Когда вошел Боб, владелец журнала, никто не обратил на него особого внимания. Я опустила голову и схватила рейсшину, словно занимаюсь делом. До сих пор он ничего не говорил по поводу моего присутствия, но Марлин велела «летать низко, чтобы не запеленговали». Меня он не замечал, только маму. В тот день он остановился за ее спиной, читая через плечо макет. На самом деле просто хотел постоять рядом, коснуться ее волос, белых, словно талая ледниковая вода, и заглянуть в вырез платья на груди. Наклонился ближе — я заметила отвращение на ее лице — и, словно теряя равновесие, положил ладонь ей на бедро.

Она вздрогнула, якобы от неожиданности, и невзначай полоснула его голую руку острым, как скальпель, ножом.

Он ошеломленно смотрел на проступающие бисеринки крови.

— Ой, Боб, прости! Я тебя не заметила! Очень больно?

Взгляд васильковых глаз яснее ясного говорил, что она с той же легкостью перережет ему глотку.

— Да нет, пустяковая царапина.

Ниже короткого рукава футболки-поло алел глубокий порез сантиметров пять длиной.

— Не волнуйся, ты ведь нечаянно, — добавил он чуть громче, для окружающих, и удрал к себе в кабинет.
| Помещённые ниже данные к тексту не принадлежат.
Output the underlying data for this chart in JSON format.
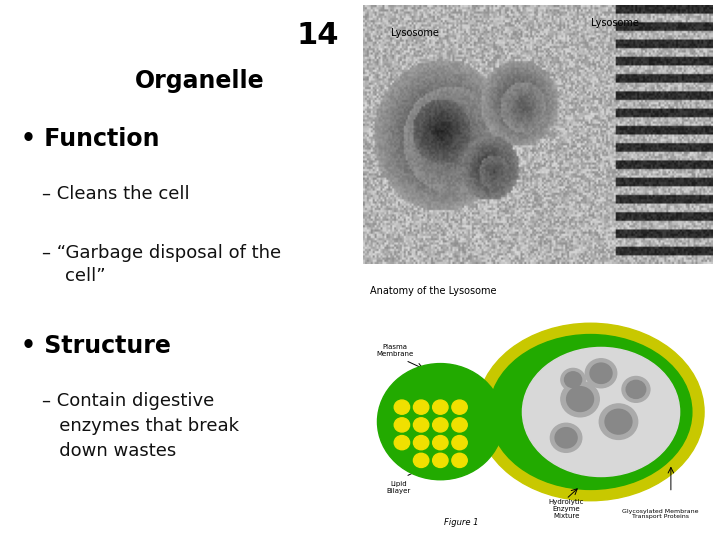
{
  "background_color": "#ffffff",
  "number": "14",
  "number_fontsize": 22,
  "organelle_text": "Organelle",
  "organelle_fontsize": 17,
  "bullet1_text": "Function",
  "bullet1_fontsize": 17,
  "sub1a_text": "– Cleans the cell",
  "sub1a_fontsize": 13,
  "sub1b_line1": "– “Garbage disposal of the",
  "sub1b_line2": "    cell”",
  "sub1b_fontsize": 13,
  "bullet2_text": "Structure",
  "bullet2_fontsize": 17,
  "sub2_line1": "– Contain digestive",
  "sub2_line2": "   enzymes that break",
  "sub2_line3": "   down wastes",
  "sub2_fontsize": 13,
  "text_color": "#000000",
  "bold_color": "#000000",
  "sub_color": "#111111"
}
Обедали мы среди холмов, в рассеянной тени большого платана, чья светлая матовая кора на фоне поразительно голубого неба напоминала женское тело. Ели йогурт в картонных упаковках и слушали кассету со стихами Энн Секстон в исполнении автора. В своей пугающе ироничной манере она монотонно говорила о сумасшедшем доме и звоне колокольчиков.